Mira Sorvino described being gagged with a condom when she was 16 in a heartbreaking interview

Mira Sorvino has been a staunch advocate of the #MeToo movement since its inception, bravely sharing her own experiences with sexual harassment (she was one of the first actresses to come forward with accusations against disgraced movie producer Harvey Weinstein). And now, in a new interview, the actress opened up about the physical assault and sexual harassment she faced at the hands of two other directors.

On the July 11th episode of the Hollywood Foreign Press Association’s HFPA in Conversation podcast, Sorvino said that a casting director once bound her to a chair and gagged her with a condom when she was auditioning for a horror movie. She was only 16 years old at the time. Now 50, the actress and #MeToo activist said that the unnamed director had done this “to scare me for this horror movie scene.”

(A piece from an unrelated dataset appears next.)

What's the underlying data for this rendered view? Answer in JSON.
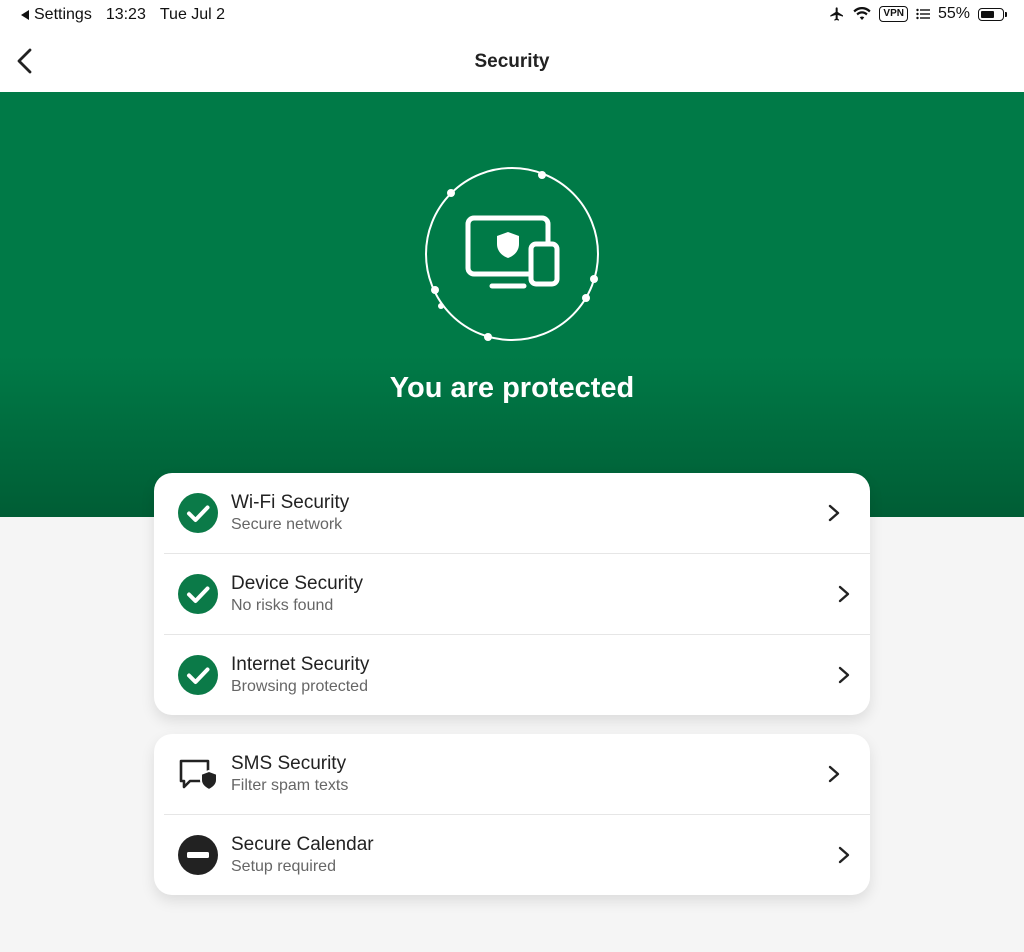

"And at the end he takes the gag out of my mouth and he said, ‘Sorry for the prophylactic,’ so he had gagged me with a condom," she explained on the podcast. "I was too young to even know, thank God, what a condom tasted like. It was so inappropriate, and what the heck was a casting director doing with a condom in his pocket in an audition?"

In the same podcast, the Mighty Aphrodite star also said that a different, Oscar-winning director known for “his social justice profile” once refused to cast her because she declined to sleep with him.

"You know, as I look at you my mind can’t help but traveling from the artistic possibilities to the sexual," Sorvino said the director told her at the end of an audition.

Sorvino said that she initially thought it was “a legitimate meeting.”

"I thought this was an actual, you had me here, because you thought I was talented or that I brought something that would be good for this role," she said. "Not that you were here fishing to see if I was going to have an affair with you."

She contended that not sleeping with the man cost her the role.

Since coming forward with allegations against Weinstein, Sorvino has been an advocate for all survivors. In a January open letter to Dylan Farrow in HuffPost, she apologized for working with Farrow’s alleged abuser and adoptive father, Woody Allen. And in March, she spoke with Salon about her work with California senators to pass new state laws preventing sexual harassment.

Sorvino’s latest allegations are heartbreaking, and it’s important to remember that these are in no way isolated incidents. We will continue to stand with survivors until sexual harassment and assault are things of the past.